その結果、宮崎監督は『赤毛のアン』の制作チームを離れ、劇場版『ルパン三世』の新監督に就任します。劇場公開は12月とすでに決まっており、制作期間はわずか5か月間しかありません。製作サイドが用意していた脚本を捨て、宮崎監督は超人的な仕事ぶりで絵コンテを描き上げ、『ルパン三世 カリオストロの城』を完成させます。
あまりにも制作時間が少なかったため、カリオストロ城をめぐる仕掛けなどのアイデアは、宮崎監督が参加した東映動画時代の劇場アニメ『長靴をはいた猫』(1969年)や『どうぶつ宝島』(1971年)から流用されています。宮崎監督が「大棚ざらえ」と『カリオストロの城』を語っているのは、そのためです。しかし、天才アニメーター、宮崎監督の才能が、スクリーンに炸裂した100分間でした。
この年、宮崎監督、富野監督はともに38歳。太平洋戦争の敗戦間際の1941年に生まれ、学生運動が盛んな時期に多感な青春期を過ごし、宮崎監督は東映動画に、富野監督は虫プロに就職しています。その後さまざまな職場を体験し、少なくない挫折も両者は経験しています。アニメ作家としてタイプはまったく異なる宮崎監督と富野監督ですが、どちらも青春時代の残り火をたぎらせるようにして、後世に残るマスターピースをものにしたように感じます。
歴史改変ものの金字塔『戦国自衛隊』
1979年はアニメ作品だけでなく、実写映画の傑作も誕生しています。洋画ではリドリー・スコット監督のSFホラー『エイリアン』が、日本でもヒットしました。CMディレクター出身のリドリー監督の映像美に加え、H・R・ギーガーが造形したエイリアンが強烈なインパクトを与えました。逃げ場のない宇宙船を舞台にした、新しい恐怖に観客は震えました。
沢田研二さんが主演した映画『太陽を盗んだ男』も、話題となりました。ジュリーこと沢田研二さん扮する中学教師がプルトニウムを盗み、原爆を個人で製造。当時はまだ実現されなかったローリングストーンズの来日公演を日本政府に要求するという犯罪サスペンスです。長谷川和彦監督はデビュー作『青春の殺人者』(1976年)と『太陽を盗んだ男』の2本しか映画を撮っていませんが、今も「伝説の監督」と称されています。

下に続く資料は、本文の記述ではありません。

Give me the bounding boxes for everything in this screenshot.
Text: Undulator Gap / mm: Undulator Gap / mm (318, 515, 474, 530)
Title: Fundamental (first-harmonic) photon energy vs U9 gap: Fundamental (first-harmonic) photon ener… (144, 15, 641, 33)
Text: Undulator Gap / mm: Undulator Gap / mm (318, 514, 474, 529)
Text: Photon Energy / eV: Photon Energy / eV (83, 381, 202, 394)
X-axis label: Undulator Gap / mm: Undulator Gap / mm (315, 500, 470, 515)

千葉真一さんが主演した角川映画『戦国自衛隊』も1979年の公開です。半村良氏のSF小説を、人気青春ドラマ『俺たちの旅』(日本テレビ系)の斎藤光正監督と脚本家の鎌田敏夫氏のコンビが映画化したものです。戦国時代にタイムスリップした自衛官たちが、織田信長に代わって天下統一を目指すという破天荒な展開に加え、アクション監督を兼ねた千葉真一さんと長尾景虎役の夏八木勲さんのふんどし姿が忘れられません。若き日の真田広之さん、薬師丸ひろ子さんも出演しています。
もし、坂本龍馬がこの時代に生きていたら、「新しい日本文化の夜明けぜよ」と口にしていたかもしれません。